The one-day visit of Israeli Prime Minister Binyamin Netanyahu to the Kenyan capital Nairobi on Tuesday is expected to be frenetically busy - and perhaps somewhat unsafe.
Early previous year, Mr Netanyahu was the first Israeli premier, in decades, to travel to visit Africa.
Busy, because Netanyahu has an agenda that reportedly includes meetings with no less than ten African leaders; and possibly risky, because of the volatile atmosphere of the inauguration of President Uhuru Kenyatta amid charges of vote rigging and threatened disruptions.
"This is part of the widening of Israel's presence in Africa and part of the deepening of cooperation between Israel and African states". He expressed hope that by the end of the year, he will be able to announce the opening of a new Israeli embassy "in an African country, and our hand is still extended".

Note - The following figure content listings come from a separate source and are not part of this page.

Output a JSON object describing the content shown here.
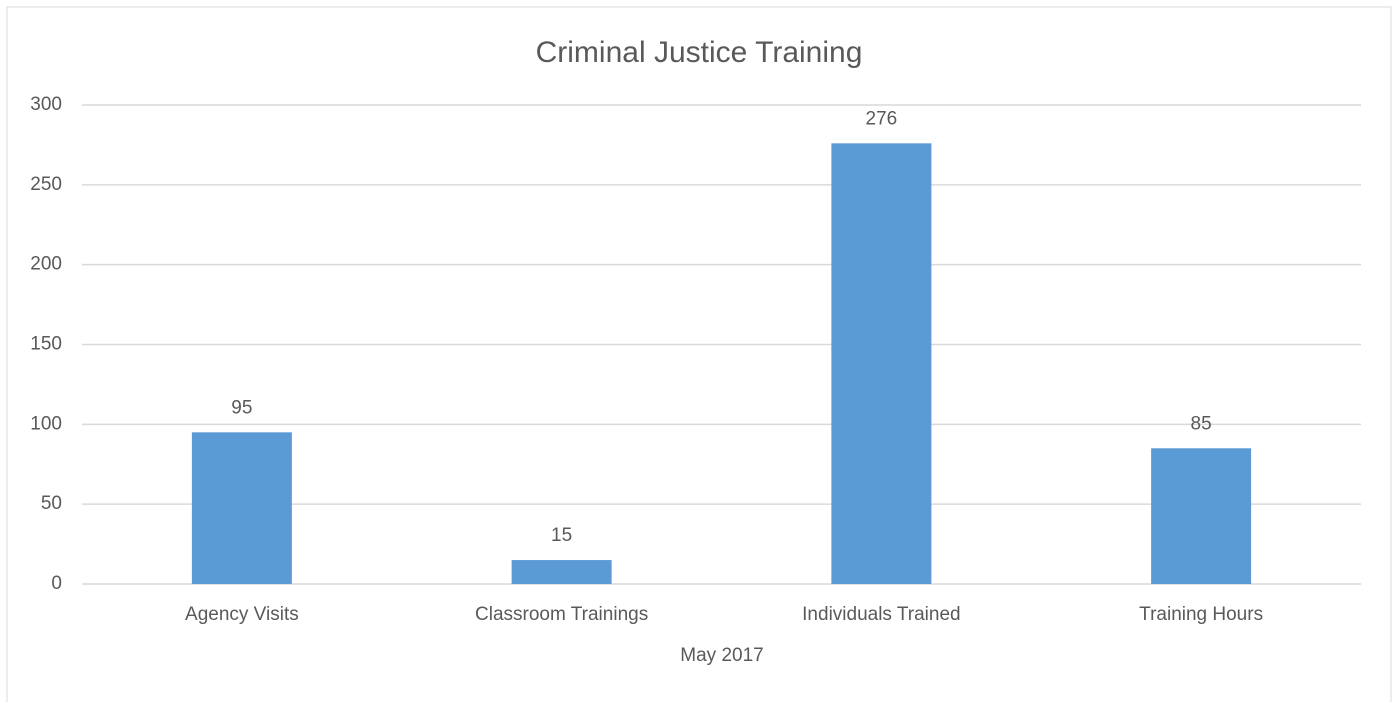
{
  "chart_data": {
    "type": "bar",
    "title": "Criminal Justice Training",
    "x_label": "May 2017",
    "categories": [
      "Agency Visits",
      "Classroom Trainings",
      "Individuals Trained",
      "Training Hours"
    ],
    "values": [
      95,
      15,
      276,
      85
    ],
    "color": "#5b9bd5",
    "ylim": [
      0,
      300
    ],
    "yticks": [
      0,
      50,
      100,
      150,
      200,
      250,
      300
    ],
    "grid": true,
    "data_labels": true
  }
}
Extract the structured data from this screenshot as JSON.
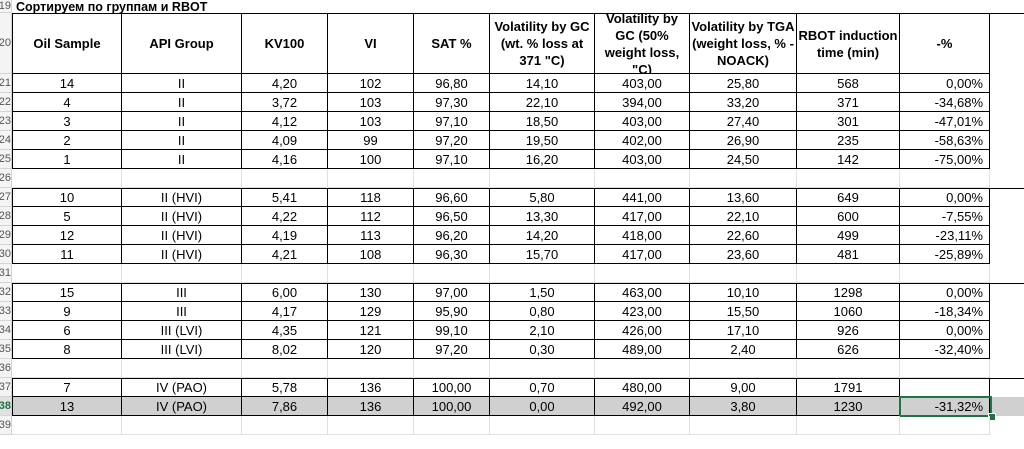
{
  "sheet_title": "Сортируем по группам и RBOT",
  "columns": [
    {
      "label": "Oil Sample",
      "align": "center"
    },
    {
      "label": "API Group",
      "align": "center"
    },
    {
      "label": "KV100",
      "align": "center"
    },
    {
      "label": "VI",
      "align": "center"
    },
    {
      "label": "SAT %",
      "align": "center"
    },
    {
      "label": "Volatility by GC (wt. % loss at 371 \"C)",
      "align": "center"
    },
    {
      "label": "Volatility by GC (50% weight loss, \"C)",
      "align": "center"
    },
    {
      "label": "Volatility by TGA (weight loss, % - NOACK)",
      "align": "center"
    },
    {
      "label": "RBOT induction time (min)",
      "align": "center"
    },
    {
      "label": "-%",
      "align": "right"
    }
  ],
  "rows": [
    {
      "num": "19",
      "type": "title"
    },
    {
      "num": "20",
      "type": "header"
    },
    {
      "num": "21",
      "type": "data",
      "cells": [
        "14",
        "II",
        "4,20",
        "102",
        "96,80",
        "14,10",
        "403,00",
        "25,80",
        "568",
        "0,00%"
      ]
    },
    {
      "num": "22",
      "type": "data",
      "cells": [
        "4",
        "II",
        "3,72",
        "103",
        "97,30",
        "22,10",
        "394,00",
        "33,20",
        "371",
        "-34,68%"
      ]
    },
    {
      "num": "23",
      "type": "data",
      "cells": [
        "3",
        "II",
        "4,12",
        "103",
        "97,10",
        "18,50",
        "403,00",
        "27,40",
        "301",
        "-47,01%"
      ]
    },
    {
      "num": "24",
      "type": "data",
      "cells": [
        "2",
        "II",
        "4,09",
        "99",
        "97,20",
        "19,50",
        "402,00",
        "26,90",
        "235",
        "-58,63%"
      ]
    },
    {
      "num": "25",
      "type": "data",
      "cells": [
        "1",
        "II",
        "4,16",
        "100",
        "97,10",
        "16,20",
        "403,00",
        "24,50",
        "142",
        "-75,00%"
      ]
    },
    {
      "num": "26",
      "type": "empty"
    },
    {
      "num": "27",
      "type": "data",
      "cells": [
        "10",
        "II (HVI)",
        "5,41",
        "118",
        "96,60",
        "5,80",
        "441,00",
        "13,60",
        "649",
        "0,00%"
      ]
    },
    {
      "num": "28",
      "type": "data",
      "cells": [
        "5",
        "II (HVI)",
        "4,22",
        "112",
        "96,50",
        "13,30",
        "417,00",
        "22,10",
        "600",
        "-7,55%"
      ]
    },
    {
      "num": "29",
      "type": "data",
      "cells": [
        "12",
        "II (HVI)",
        "4,19",
        "113",
        "96,20",
        "14,20",
        "418,00",
        "22,60",
        "499",
        "-23,11%"
      ]
    },
    {
      "num": "30",
      "type": "data",
      "cells": [
        "11",
        "II (HVI)",
        "4,21",
        "108",
        "96,30",
        "15,70",
        "417,00",
        "23,60",
        "481",
        "-25,89%"
      ]
    },
    {
      "num": "31",
      "type": "empty"
    },
    {
      "num": "32",
      "type": "data",
      "cells": [
        "15",
        "III",
        "6,00",
        "130",
        "97,00",
        "1,50",
        "463,00",
        "10,10",
        "1298",
        "0,00%"
      ]
    },
    {
      "num": "33",
      "type": "data",
      "cells": [
        "9",
        "III",
        "4,17",
        "129",
        "95,90",
        "0,80",
        "423,00",
        "15,50",
        "1060",
        "-18,34%"
      ]
    },
    {
      "num": "34",
      "type": "data",
      "cells": [
        "6",
        "III (LVI)",
        "4,35",
        "121",
        "99,10",
        "2,10",
        "426,00",
        "17,10",
        "926",
        "0,00%"
      ]
    },
    {
      "num": "35",
      "type": "data",
      "cells": [
        "8",
        "III (LVI)",
        "8,02",
        "120",
        "97,20",
        "0,30",
        "489,00",
        "2,40",
        "626",
        "-32,40%"
      ]
    },
    {
      "num": "36",
      "type": "empty"
    },
    {
      "num": "37",
      "type": "data",
      "cells": [
        "7",
        "IV (PAO)",
        "5,78",
        "136",
        "100,00",
        "0,70",
        "480,00",
        "9,00",
        "1791",
        ""
      ]
    },
    {
      "num": "38",
      "type": "data",
      "selected": true,
      "cells": [
        "13",
        "IV (PAO)",
        "7,86",
        "136",
        "100,00",
        "0,00",
        "492,00",
        "3,80",
        "1230",
        "-31,32%"
      ]
    },
    {
      "num": "39",
      "type": "empty"
    }
  ],
  "colors": {
    "grid": "#e0e0e0",
    "border": "#000000",
    "selected_row": "#d0d0d0",
    "active_cell": "#217346"
  }
}
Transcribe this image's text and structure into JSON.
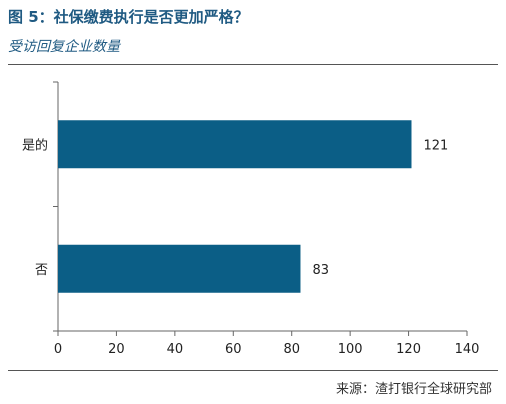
{
  "header": {
    "title": "图 5：社保缴费执行是否更加严格？",
    "subtitle": "受访回复企业数量"
  },
  "footer": {
    "source": "来源：渣打银行全球研究部"
  },
  "colors": {
    "bar": "#0b5e86",
    "title": "#1f5a82"
  },
  "chart_data": {
    "type": "bar",
    "orientation": "horizontal",
    "title": "",
    "xlabel": "",
    "ylabel": "",
    "categories": [
      "是的",
      "否"
    ],
    "values": [
      121,
      83
    ],
    "data_labels": [
      "121",
      "83"
    ],
    "xlim": [
      0,
      140
    ],
    "x_ticks": [
      0,
      20,
      40,
      60,
      80,
      100,
      120,
      140
    ],
    "grid": false,
    "legend": "none"
  }
}
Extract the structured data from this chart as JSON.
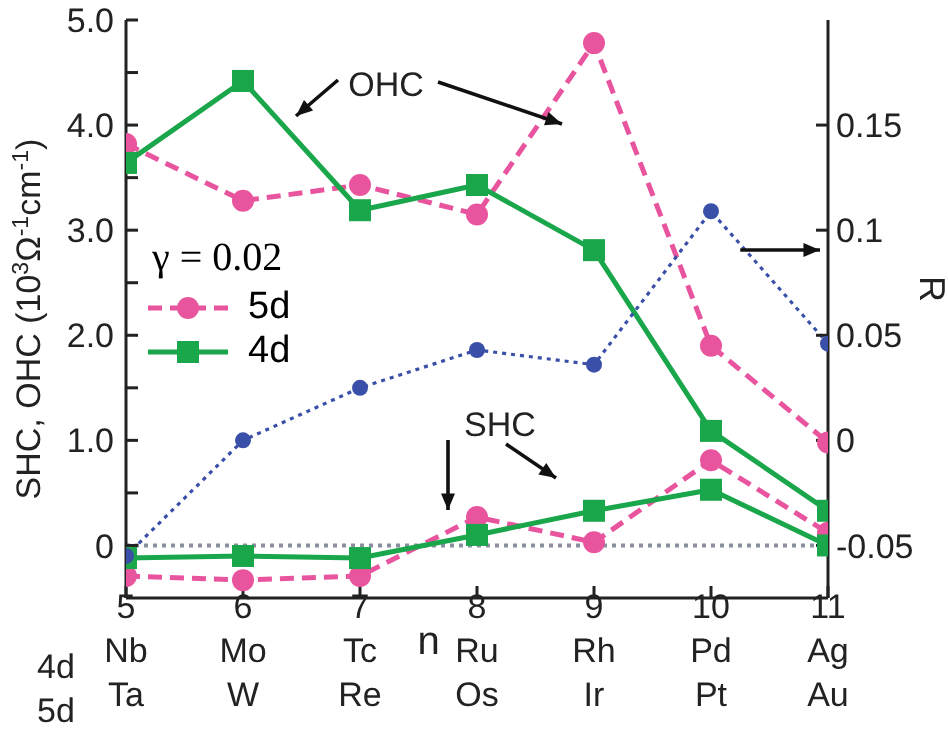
{
  "chart_data": {
    "type": "line",
    "xlabel": "n",
    "ylabel": "SHC, OHC (10$^{3}$Ω$^{-1}$cm$^{-1}$)",
    "y2label": "R",
    "legend_title": "γ = 0.02",
    "x": [
      5,
      6,
      7,
      8,
      9,
      10,
      11
    ],
    "series": [
      {
        "name": "5d",
        "color": "#e8559e",
        "line_style": "dashed",
        "marker": "circle",
        "values": [
          3.82,
          3.28,
          3.43,
          3.15,
          4.78,
          1.9,
          0.98
        ]
      },
      {
        "name": "4d",
        "color": "#1aa64a",
        "line_style": "solid",
        "marker": "square",
        "values": [
          3.64,
          4.42,
          3.19,
          3.43,
          2.81,
          1.09,
          0.33
        ]
      },
      {
        "color": "#e8559e",
        "line_style": "dashed",
        "marker": "circle",
        "values": [
          -0.29,
          -0.33,
          -0.29,
          0.27,
          0.03,
          0.81,
          0.12
        ]
      },
      {
        "color": "#1aa64a",
        "line_style": "solid",
        "marker": "square",
        "values": [
          -0.12,
          -0.1,
          -0.12,
          0.1,
          0.33,
          0.53,
          0.0
        ]
      },
      {
        "color": "#3a4fa8",
        "line_style": "dotted",
        "marker": "circle",
        "axis": "y2",
        "values": [
          -0.055,
          0.0,
          0.025,
          0.043,
          0.036,
          0.109,
          0.046
        ]
      }
    ],
    "xlim": [
      5,
      11
    ],
    "xticks": [
      {
        "value": 5,
        "label": "5\nNb\nTa"
      },
      {
        "value": 6,
        "label": "6\nMo\nW"
      },
      {
        "value": 7,
        "label": "7\nTc\nRe"
      },
      {
        "value": 8,
        "label": "8\nRu\nOs"
      },
      {
        "value": 9,
        "label": "9\nRh\nIr"
      },
      {
        "value": 10,
        "label": "10\nPd\nPt"
      },
      {
        "value": 11,
        "label": "11\nAg\nAu"
      }
    ],
    "ylim": [
      -0.5,
      5.0
    ],
    "yticks": [
      0,
      {
        "value": 0.5,
        "label": null
      },
      {
        "value": 1,
        "label": "1.0"
      },
      {
        "value": 1.5,
        "label": null
      },
      {
        "value": 2,
        "label": "2.0"
      },
      {
        "value": 2.5,
        "label": null
      },
      {
        "value": 3,
        "label": "3.0"
      },
      {
        "value": 3.5,
        "label": null
      },
      {
        "value": 4,
        "label": "4.0"
      },
      {
        "value": 4.5,
        "label": null
      },
      {
        "value": 5,
        "label": "5.0"
      }
    ],
    "y2lim": [
      -0.075,
      0.2
    ],
    "y2ticks": [
      -0.05,
      0,
      0.05,
      0.1,
      0.15
    ],
    "ref_lines": [
      {
        "axis": "y",
        "value": 0,
        "color": "#8a8fa0",
        "line_style": "dotted"
      }
    ],
    "annotations": [
      "OHC",
      "SHC",
      "4d",
      "5d"
    ],
    "legend": "left",
    "grid": false
  }
}
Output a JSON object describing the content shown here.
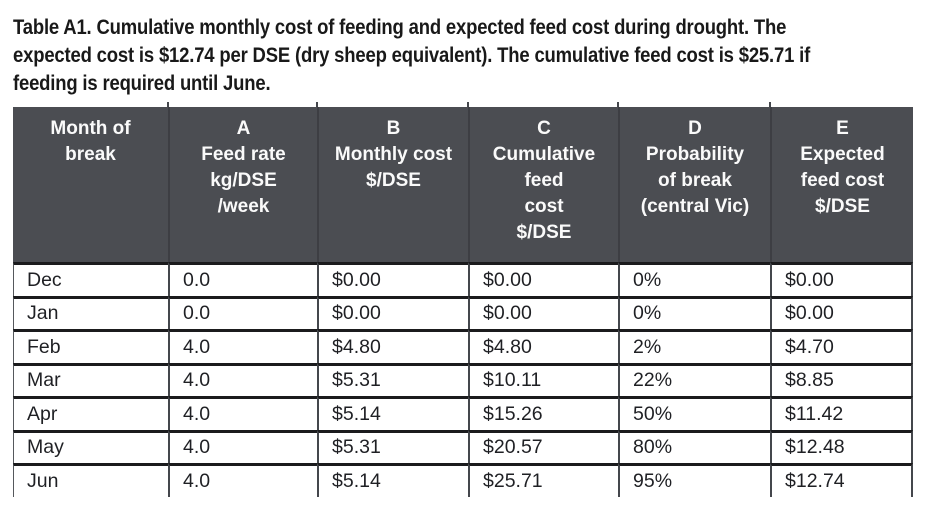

Israeli PM Benjamin Netanyahu is in the country for President Uhuru Kenyatta's inauguration but he will not be present at the Kasarani Stadium due to security concerns.
Presidents Paul Kagame (Rwanda), Edgar Lungu (Zambia), Ian Khama (Botswana), Salva Kiir Mayardit (South Sudan), Ali Bongo Ondimba (Gabon), Yoweri Museveni (Uganda), Hage Geingob (Namibia), Ismaïl Omar Guelleh Muhammed (Djibouti), Abdullahi Farmajo (Somalia), Guinea's Prime Minister Mamady Youla and Ethiopian Prime Minister Hailemariam Desalegn attended the ceremony.
Mr Netanyahu was scheduled to attend the event which is being attended by more than 10 heads of state.
"We believe in the future of Africa, we love Africa and I would like very much not only to cooperate on an individual basis with each of your countries but also with the African Union", he added.